The Mac, the trouble free, virus free computing experience

Posted:
in General Discussion edited January 2014
Not completely free of trouble or viruses but pretty darn near.



How about an ad detailing how macs really cant get viruses?



"A carefree experience on the internet ... "

Comments

  • Reply 1 of 5
    I think that would be a bad idea because it will just encourage some one out there to write a virus for the mac and that would be quite embarrassing with such an ad running.
  • Reply 2 of 5
    torifiletorifile Posts: 4,024member
    Quote:

    Originally posted by Mount_my_floppy

    I think that would be a bad idea because it will just encourage some one out there to write a virus for the mac and that would be quite embarrassing with such an ad running.



    I don't think so. The reason we often hear that Macs don't have viruses is because they are such a small percentage of the computer population. That's true, but why don't we hear more about Apache problems? MS IIS has a smaller percentage of the market, but still gets hit way more. Why is that? Could it be because they suck? Same with SQL software. MSSQL gets hit pretty bad while others like Oracle and mySQL don't seem to fair quite so badly.



    Face it, MS software sucks and everyone needs to know that.
  • Reply 3 of 5
    lucaluca Posts: 3,833member
    I was just thinking the exact same thing as I biked to work today. I thought... "Apple could make a great print ad, or even a great TV ad, by just presenting facts about viruses on PCs vs. on Macs."



    Here's how it could go...



    Print ad: Two page would have a Mac (any Mac really, maybe a PowerBook or something) with chains around it signifying security on the left page. The facing page would have a few words to the effect of "If you're worried about computer security, you can choose to either download the latest security patch and hope it works, or you can choose a Mac." And then it could explain it, ie "There are no known Mac viruses, versus the X thousand that can attack PCs. The last major virus outbreak that affected Macs was in _____ (whatever year it was)." And finally... "But just in case, we're bundling _____ (name of anti-virus software) with all new Macs sold until the end of the year."

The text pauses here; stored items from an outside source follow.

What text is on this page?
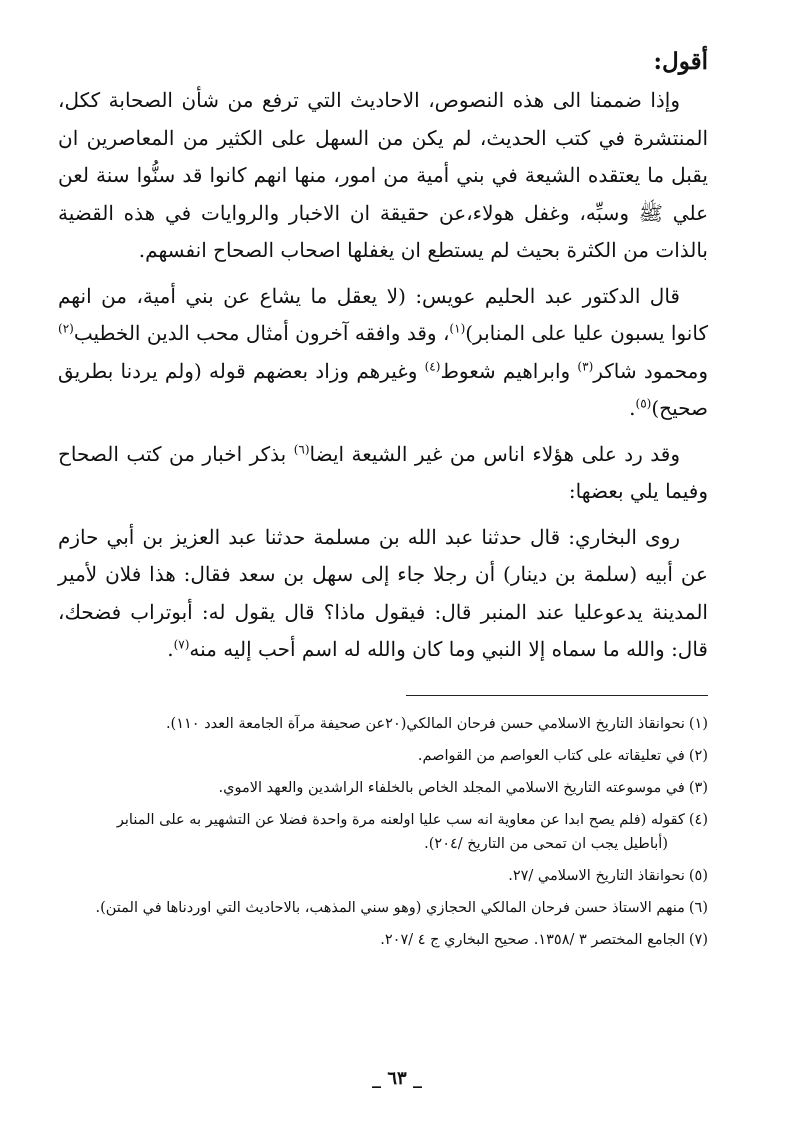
أقول:

وإذا ضممنا الى هذه النصوص، الاحاديث التي ترفع من شأن الصحابة ككل، المنتشرة في كتب الحديث، لم يكن من السهل على الكثير من المعاصرين ان يقبل ما يعتقده الشيعة في بني أمية من امور، منها انهم كانوا قد سنُّوا سنة لعن علي ﷺ وسبِّه، وغفل هولاء،عن حقيقة ان الاخبار والروايات في هذه القضية بالذات من الكثرة بحيث لم يستطع ان يغفلها اصحاب الصحاح انفسهم.

قال الدكتور عبد الحليم عويس: (لا يعقل ما يشاع عن بني أمية، من انهم كانوا يسبون عليا على المنابر)$^{(١)}$، وقد وافقه آخرون أمثال محب الدين الخطيب$^{(٢)}$ ومحمود شاكر$^{(٣)}$ وابراهيم شعوط$^{(٤)}$ وغيرهم وزاد بعضهم قوله (ولم يردنا بطريق صحيح)$^{(٥)}$.

وقد رد على هؤلاء اناس من غير الشيعة ايضا$^{(٦)}$ بذكر اخبار من كتب الصحاح وفيما يلي بعضها:

روى البخاري: قال حدثنا عبد الله بن مسلمة حدثنا عبد العزيز بن أبي حازم عن أبيه (سلمة بن دينار) أن رجلا جاء إلى سهل بن سعد فقال: هذا فلان لأمير المدينة يدعوعليا عند المنبر قال: فيقول ماذا؟ قال يقول له: أبوتراب فضحك، قال: والله ما سماه إلا النبي وما كان والله له اسم أحب إليه منه$^{(٧)}$.

(١)نحوانقاذ التاريخ الاسلامي حسن فرحان المالكي(٢٠عن صحيفة مرآة الجامعة العدد ١١٠).
(٢)في تعليقاته على كتاب العواصم من القواصم.
(٣)في موسوعته التاريخ الاسلامي المجلد الخاص بالخلفاء الراشدين والعهد الاموي.
(٤)كقوله (فلم يصح ابدا عن معاوية انه سب عليا اولعنه مرة واحدة فضلا عن التشهير به على المنابر
(أباطيل يجب ان تمحى من التاريخ /٢٠٤).
(٥)نحوانقاذ التاريخ الاسلامي /٢٧.
(٦)منهم الاستاذ حسن فرحان المالكي الحجازي (وهو سني المذهب، بالاحاديث التي اوردناها في المتن).
(٧)الجامع المختصر ٣ /١٣٥٨. صحيح البخاري ج ٤ /٢٠٧.
_ ٦٣ _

    The TV ad would be basically the same thing except maybe narrated with Apple's traditional white background and simple stuff.



    Ooh, just thought of something! Maybe they could have some image on the screen of someone clicking around, crazy text appearing on the screen, and then it zooms out and you see some guy up at night working frantically on his PC to protect against viruses. And then it could go to a Mac user, with his Mac sleeping (making sure to show the pulsing light so everyone knows!) and him in bed, relaxed and comfortable. It could even go without commentary like that one iMac ad where there was loud traffic as it showed a PC with cords everywhere, and it switched to birds singing by a creek as it went to the simple iMac. That would be cool.
  • Reply 4 of 5
    pscatespscates Posts: 5,847member
    Those are good, Luca! I can see those really nicely in my head.
  • Reply 5 of 5
    xmogerxmoger Posts: 242member
    Quote:

    Originally posted by torifile

    I don't think so. The reason we often hear that Macs don't have viruses is because they are such a small percentage of the computer population. That's true, but why don't we hear more about Apache problems? MS IIS has a smaller percentage of the market, but still gets hit way more. Why is that? Could it be because they suck? Same with SQL software. MSSQL gets hit pretty bad while others like Oracle and mySQL don't seem to fair quite so badly.



    Face it, MS software sucks and everyone needs to know that.




    Virus writers want attention and headlines, you can't do that by taking out %2 of desktop computers.



    As for Apache, their security report shows 35 flaws in 2 years. It can also do little more than serve html. To get the functionality of IIS, you have to add a handful of mods, which have their own vulnerabilities.



    Microsoft security problems are also popular in the media because they're highly visible and a lot of people love to hate them. You don't see mainstream media reporting the Cisco vulnerability affecting companies and the internet backbone. Or that the GNU ftp server got owned 5 months ago and only recently discovered (fortunately, they claim no source code was modified). Nobody on the street even knows what GNU is.



    With that said, microsoft security is poor, but I suspect it will get better. Especially if they start losing customers/cash because of it.